There has long been an indie-inspired disapproval of bands like One Direction rooted in musical snobbery. A key element of this snobbery is the fact that in popular culture, a self-identified female following equates to a loss of credibility. Why is it that when young girls like something, that thing becomes uncool? Okay, so 1D’s existence is credited to a commercial cumstain of class exploitation known as The X Factor. They’re achingly aware of their good looks and their songs are upbeat cliches lain over old hits from the Grease soundtrack. However, I still would argue it is the fangirl’s incessant and, let’s face it, blind adoration of bands such as One Direction that incites the most disgust from hipster hunnies such as myself.

Fangirls are the epitome of female weakness. They are shrill, emotional, mentally unstable, obsessive, infatuated, frenzied bags of nerves. It is this stereotype that perpetrates snide remarks about Taylor Swift and her ability to drive men away with her emotions, that causes us to laugh at ‘crazy eyes’ jokes on How I Met Your Mother, that instills into the masses the belief that women cannot be leaders because they are TOO EMOTIONAL FFS.

Rather than rushing to condemn these girls we should be asking the question: ’Why is it that the only weapon these young women have is their mental wellbeing?’

Indeed when I was trying to cope with a miserable mood disorder I coped through the infliction of harm upon myself. When I was trying to understand why I kept getting abused by men I navigated my understanding though the application of a razor to my skin. I believed I had no other channel to express myself. I have since realised that there are other options. What are the options for angry girls on the internet?

When men get threatened/angry online they offer rape threats, promises of violence, scorn, hatred to others. When young women get angry online, they cut their own skin and take a picture. Look at how much pain I’m in! Please stop me hurting myself! Neither is acceptable, yet both contribute to a larger tragedy surrounding gendered expressions of anger online.

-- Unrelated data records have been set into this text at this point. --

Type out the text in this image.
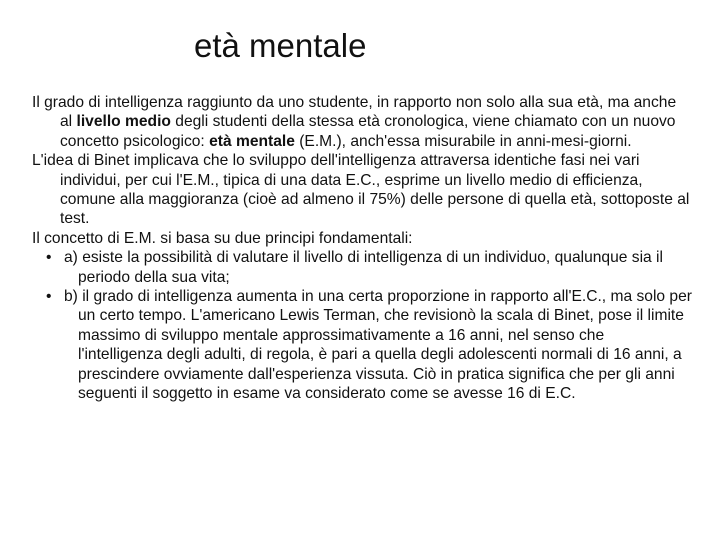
età mentale

Il grado di intelligenza raggiunto da uno studente, in rapporto non solo alla sua età, ma anche al livello medio degli studenti della stessa età cronologica, viene chiamato con un nuovo concetto psicologico: età mentale (E.M.), anch'essa misurabile in anni-mesi-giorni.

L'idea di Binet implicava che lo sviluppo dell'intelligenza attraversa identiche fasi nei vari individui, per cui l'E.M., tipica di una data E.C., esprime un livello medio di efficienza, comune alla maggioranza (cioè ad almeno il 75%) delle persone di quella età, sottoposte al test.

Il concetto di E.M. si basa su due principi fondamentali:

• a) esiste la possibilità di valutare il livello di intelligenza di un individuo, qualunque sia il periodo della sua vita;

• b) il grado di intelligenza aumenta in una certa proporzione in rapporto all'E.C., ma solo per un certo tempo. L'americano Lewis Terman, che revisionò la scala di Binet, pose il limite massimo di sviluppo mentale approssimativamente a 16 anni, nel senso che l'intelligenza degli adulti, di regola, è pari a quella degli adolescenti normali di 16 anni, a prescindere ovviamente dall'esperienza vissuta. Ciò in pratica significa che per gli anni seguenti il soggetto in esame va considerato come se avesse 16 di E.C.
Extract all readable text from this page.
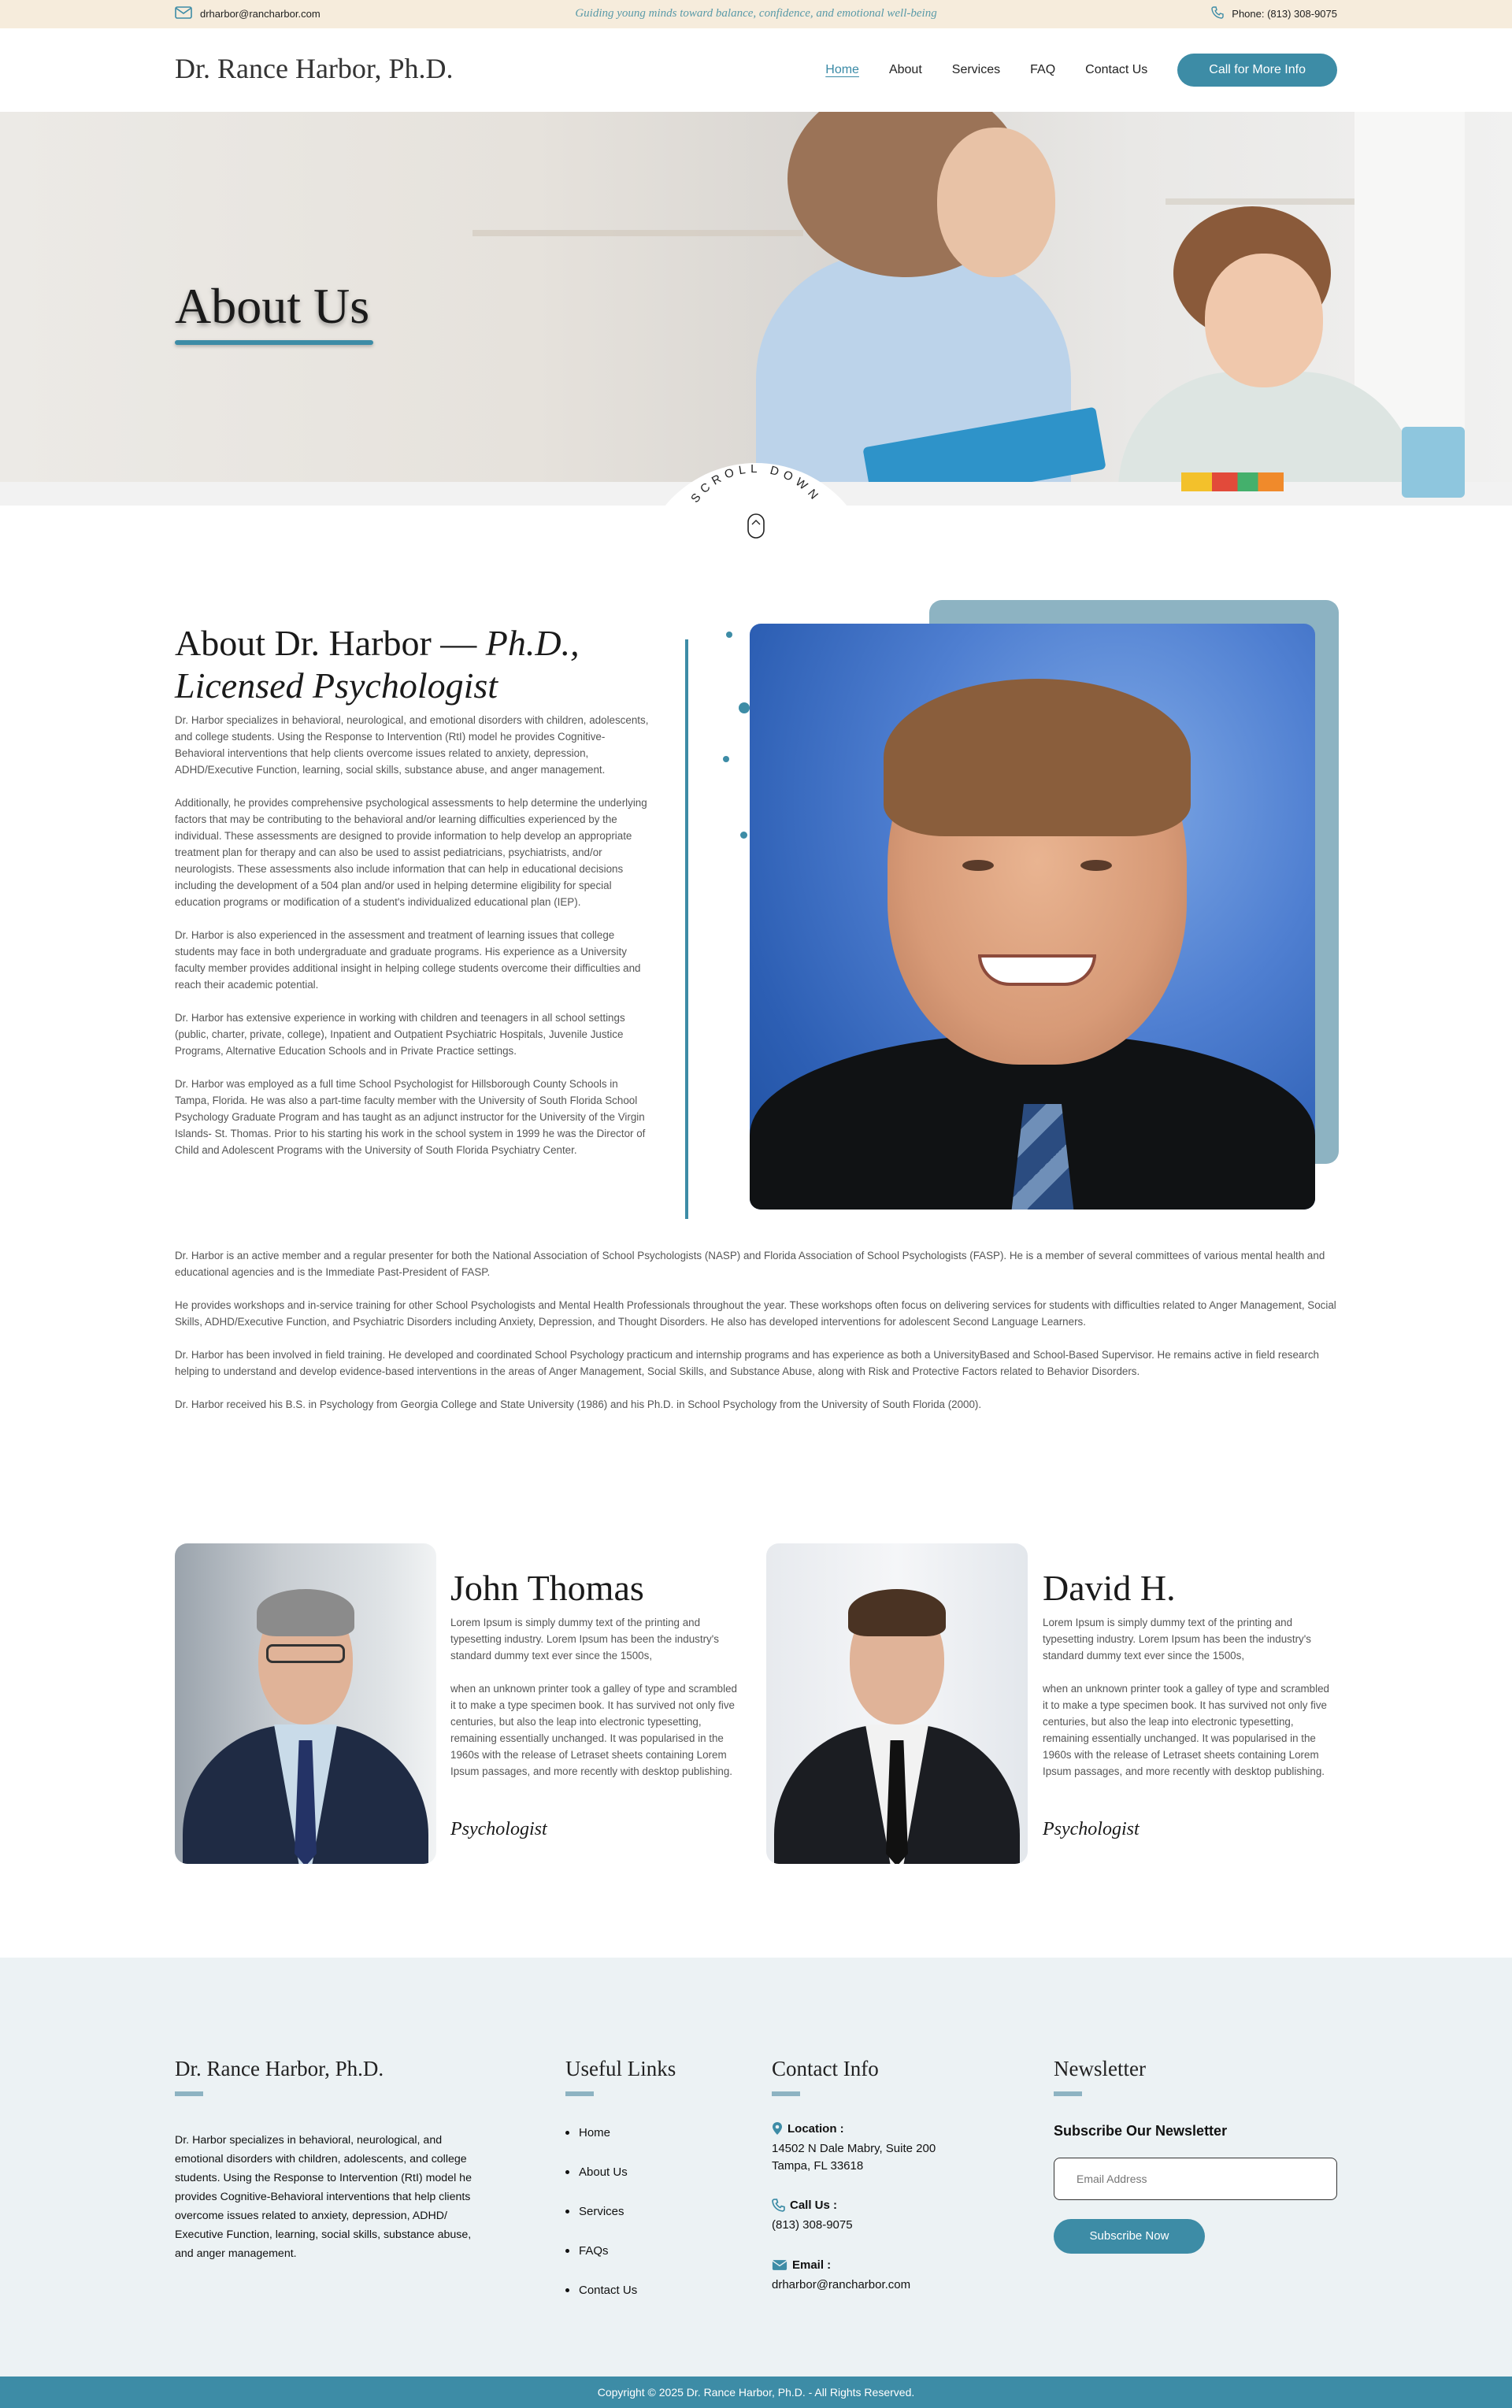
drharbor@rancharbor.com	Guiding young minds toward balance, confidence, and emotional well-being	Phone: (813) 308-9075
Dr. Rance Harbor, Ph.D.	Home About Services FAQ Contact Us	Call for More Info
About Us
SCROLL DOWN
About Dr. Harbor — Ph.D.,
Licensed Psychologist

Dr. Harbor specializes in behavioral, neurological, and emotional disorders with children, adolescents, and college students. Using the Response to Intervention (RtI) model he provides Cognitive-Behavioral interventions that help clients overcome issues related to anxiety, depression, ADHD/Executive Function, learning, social skills, substance abuse, and anger management.

Additionally, he provides comprehensive psychological assessments to help determine the underlying factors that may be contributing to the behavioral and/or learning difficulties experienced by the individual. These assessments are designed to provide information to help develop an appropriate treatment plan for therapy and can also be used to assist pediatricians, psychiatrists, and/or neurologists. These assessments also include information that can help in educational decisions including the development of a 504 plan and/or used in helping determine eligibility for special education programs or modification of a student's individualized educational plan (IEP).

Dr. Harbor is also experienced in the assessment and treatment of learning issues that college students may face in both undergraduate and graduate programs. His experience as a University faculty member provides additional insight in helping college students overcome their difficulties and reach their academic potential.

Dr. Harbor has extensive experience in working with children and teenagers in all school settings (public, charter, private, college), Inpatient and Outpatient Psychiatric Hospitals, Juvenile Justice Programs, Alternative Education Schools and in Private Practice settings.

Dr. Harbor was employed as a full time School Psychologist for Hillsborough County Schools in Tampa, Florida. He was also a part-time faculty member with the University of South Florida School Psychology Graduate Program and has taught as an adjunct instructor for the University of the Virgin Islands- St. Thomas. Prior to his starting his work in the school system in 1999 he was the Director of Child and Adolescent Programs with the University of South Florida Psychiatry Center.

Dr. Harbor is an active member and a regular presenter for both the National Association of School Psychologists (NASP) and Florida Association of School Psychologists (FASP). He is a member of several committees of various mental health and educational agencies and is the Immediate Past-President of FASP.

He provides workshops and in-service training for other School Psychologists and Mental Health Professionals throughout the year. These workshops often focus on delivering services for students with difficulties related to Anger Management, Social Skills, ADHD/Executive Function, and Psychiatric Disorders including Anxiety, Depression, and Thought Disorders. He also has developed interventions for adolescent Second Language Learners.

Dr. Harbor has been involved in field training. He developed and coordinated School Psychology practicum and internship programs and has experience as both a UniversityBased and School-Based Supervisor. He remains active in field research helping to understand and develop evidence-based interventions in the areas of Anger Management, Social Skills, and Substance Abuse, along with Risk and Protective Factors related to Behavior Disorders.

Dr. Harbor received his B.S. in Psychology from Georgia College and State University (1986) and his Ph.D. in School Psychology from the University of South Florida (2000).

John Thomas

Lorem Ipsum is simply dummy text of the printing and typesetting industry. Lorem Ipsum has been the industry's standard dummy text ever since the 1500s,

when an unknown printer took a galley of type and scrambled it to make a type specimen book. It has survived not only five centuries, but also the leap into electronic typesetting, remaining essentially unchanged. It was popularised in the 1960s with the release of Letraset sheets containing Lorem Ipsum passages, and more recently with desktop publishing.

Psychologist
David H.

Lorem Ipsum is simply dummy text of the printing and typesetting industry. Lorem Ipsum has been the industry's standard dummy text ever since the 1500s,

when an unknown printer took a galley of type and scrambled it to make a type specimen book. It has survived not only five centuries, but also the leap into electronic typesetting, remaining essentially unchanged. It was popularised in the 1960s with the release of Letraset sheets containing Lorem Ipsum passages, and more recently with desktop publishing.

Psychologist
Dr. Rance Harbor, Ph.D.
Dr. Harbor specializes in behavioral, neurological, and emotional disorders with children, adolescents, and college students. Using the Response to Intervention (RtI) model he provides Cognitive-Behavioral interventions that help clients overcome issues related to anxiety, depression, ADHD/ Executive Function, learning, social skills, substance abuse, and anger management.
Useful Links
Home
About Us
Services
FAQs
Contact Us
Contact Info
Location :
14502 N Dale Mabry, Suite 200 Tampa, FL 33618
Call Us :
(813) 308-9075
Email :
drharbor@rancharbor.com
Newsletter
Subscribe Our Newsletter
Email Address
Subscribe Now
Copyright © 2025 Dr. Rance Harbor, Ph.D. - All Rights Reserved.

Self harm is the behaviour of those with nothing left, no other strings to pull. As Susanna Kaysen points out in Girl, Interrupted, ‘You hurt yourself on the outside to try and kill the thing on the inside’. It becomes a way of control when everything else is turning to shit. Whether you have a mood disorder that makes you feel like a stranger in your own head or there are environmental factors around you that make you feel like a stranger in your own life: self harm is about control and coping. And it is the behaviour of the desperate. As Mark points out in an early episode of Peep Show: ‘I’m not actually cutting myself, I just need to convince Sophie I’m desperate and obviously I need some evidence’. This is clearly the mentality of the fan girls participating in #cut4zayn; they’re not actually depressed or anything, they just need some evidence to show him they’re upset.

When you ridicule someone’s voice to the point where she and everything she stands for becomes a universal pillar of mockery (as we have done to fangirls), it is only a matter of time before she stops using her voice and resorts to more shocking, physical means. The wailings of fangirls have lost the ability to shock us, the herd of voices screaming about how they’re going to ‘marry Harry’ have long been drowned out by the sound of NME reader’s derisive laughter.

Oh and while we’re at it, let’s not tarnish all fangirls with the same #cut4zayn brush. I’m sure the majority are just as disgusted as the rest of us – more ammunition is being fed into the cannon that blasts all fangirls as frenzied psychos when in reality they’re just teenage girls who love a band?

The solution is clear – we need to let fangirls have a voice. In the grand scheme of things there are far worse things your younger sister could be than a One Direction fan. I would argue it’s actually healthy for young women to experience emotions relating to romance and rejection vicariously through bands like 1D and may give them valuable life experience for future relationships.